The cancer establishment has a long history of trivializing or ignoring prevention initiatives. Both the National Cancer Institute (NCI) and the American Cancer Society (ACS) are fixated on damage control—screening, diagnosis, and treatment—and genetic research, and are largely indifferent to cancer prevention. For the American Cancer Society, that indifference approaches outright hostility.

This aversion to prevention is complicated by conflicts of interest springing from the cancer establishment's intimate connections with corporate America.

Don't Believe the Hype

Last March, newspapers across the country dutifully heralded a decline in cancer incidence and mortality, citing the latest annual report of the American Cancer Society, National Cancer Institute, and other cancer organizations.

Despite such celebrated claims of progress against the disease, the facts tell a different story.

  • Overall five-year survival rates for all cancers have remained virtually static since 1970, from 49 to 54 percent for all races combined.
  • Dr. John Bailar, formerly an epidemiologist at the NCI and now chair of the Department of Health Studies at the University of Chicago, has found that reduced mortality rates are more likely the result of earlier detection and diagnosis rather than improved cancer treatments.
  • Cancer incidence has escalated to epidemic proportions over recent decades, with lifetime risks in the United States now reaching one in two for men and one in three for women.
  • In 2000, more than 1.2 million new cancer diagnoses are expected, and some 550,000 Americans will die from the disease. The overall increase of all cancers from 1950 to 1995 was 55 percent.
  • Meanwhile, the incidence of a wide range of non-smoking cancers, such as non-Hodgkin's lymphoma, multiple myeloma, and adult brain cancer, is increasing at proportionately greater rates, including an alarming rise in childhood cancer of over 20 percent.
What then is driving the modern cancer epidemic?
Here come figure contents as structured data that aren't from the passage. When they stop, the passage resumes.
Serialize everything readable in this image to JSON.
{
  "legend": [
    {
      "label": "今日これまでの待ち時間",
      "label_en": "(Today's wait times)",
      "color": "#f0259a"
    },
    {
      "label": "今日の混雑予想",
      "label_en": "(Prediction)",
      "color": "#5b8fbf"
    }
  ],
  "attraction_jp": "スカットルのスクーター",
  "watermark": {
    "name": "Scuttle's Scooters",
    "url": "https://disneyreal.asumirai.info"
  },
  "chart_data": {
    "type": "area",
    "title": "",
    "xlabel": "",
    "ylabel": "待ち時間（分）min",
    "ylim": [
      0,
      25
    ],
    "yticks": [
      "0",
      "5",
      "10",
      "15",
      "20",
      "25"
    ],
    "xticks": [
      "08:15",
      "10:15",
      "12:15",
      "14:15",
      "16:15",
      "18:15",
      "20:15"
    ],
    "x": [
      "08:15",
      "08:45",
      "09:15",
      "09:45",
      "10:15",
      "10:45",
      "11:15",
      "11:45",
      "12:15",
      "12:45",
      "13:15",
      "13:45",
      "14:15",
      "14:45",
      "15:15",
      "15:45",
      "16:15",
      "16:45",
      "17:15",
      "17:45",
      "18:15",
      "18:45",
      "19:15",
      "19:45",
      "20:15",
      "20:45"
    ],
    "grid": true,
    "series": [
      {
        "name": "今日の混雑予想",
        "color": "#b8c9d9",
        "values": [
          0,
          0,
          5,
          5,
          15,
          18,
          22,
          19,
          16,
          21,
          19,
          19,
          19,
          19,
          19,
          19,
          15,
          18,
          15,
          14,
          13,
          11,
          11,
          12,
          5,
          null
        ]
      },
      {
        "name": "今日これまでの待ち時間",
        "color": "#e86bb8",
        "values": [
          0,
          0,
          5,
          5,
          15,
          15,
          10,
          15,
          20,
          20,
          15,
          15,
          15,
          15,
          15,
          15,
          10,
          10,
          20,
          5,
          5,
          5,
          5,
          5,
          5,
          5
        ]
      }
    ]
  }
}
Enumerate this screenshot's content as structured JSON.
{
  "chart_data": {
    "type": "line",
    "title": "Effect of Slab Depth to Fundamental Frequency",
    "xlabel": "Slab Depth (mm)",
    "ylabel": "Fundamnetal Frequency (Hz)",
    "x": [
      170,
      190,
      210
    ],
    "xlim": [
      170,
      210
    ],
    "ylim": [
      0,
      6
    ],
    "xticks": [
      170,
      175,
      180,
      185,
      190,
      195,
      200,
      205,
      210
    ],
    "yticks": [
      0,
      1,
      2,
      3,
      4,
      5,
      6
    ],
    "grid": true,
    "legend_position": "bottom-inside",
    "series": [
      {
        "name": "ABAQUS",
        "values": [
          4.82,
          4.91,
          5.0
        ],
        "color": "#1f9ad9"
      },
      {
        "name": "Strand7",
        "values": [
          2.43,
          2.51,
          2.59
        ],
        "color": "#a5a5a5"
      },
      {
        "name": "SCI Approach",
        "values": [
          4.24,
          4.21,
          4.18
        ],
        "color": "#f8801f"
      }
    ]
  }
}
  • Study after study points to the role of runaway industrial technologies, particularly those based on petrochemicals. The explosive growth of the petrochemical industry since the 1940s has …, produced a dizzying array of synthetic chemicals that have never been screened for human health effects: of the roughly 75,000 chemicals in use today, only some 3 percent have been tested for safety. For over fifty years, in other words, the American public has been unknowingly exposed to avoidable carcinogens from the moment of conception until death.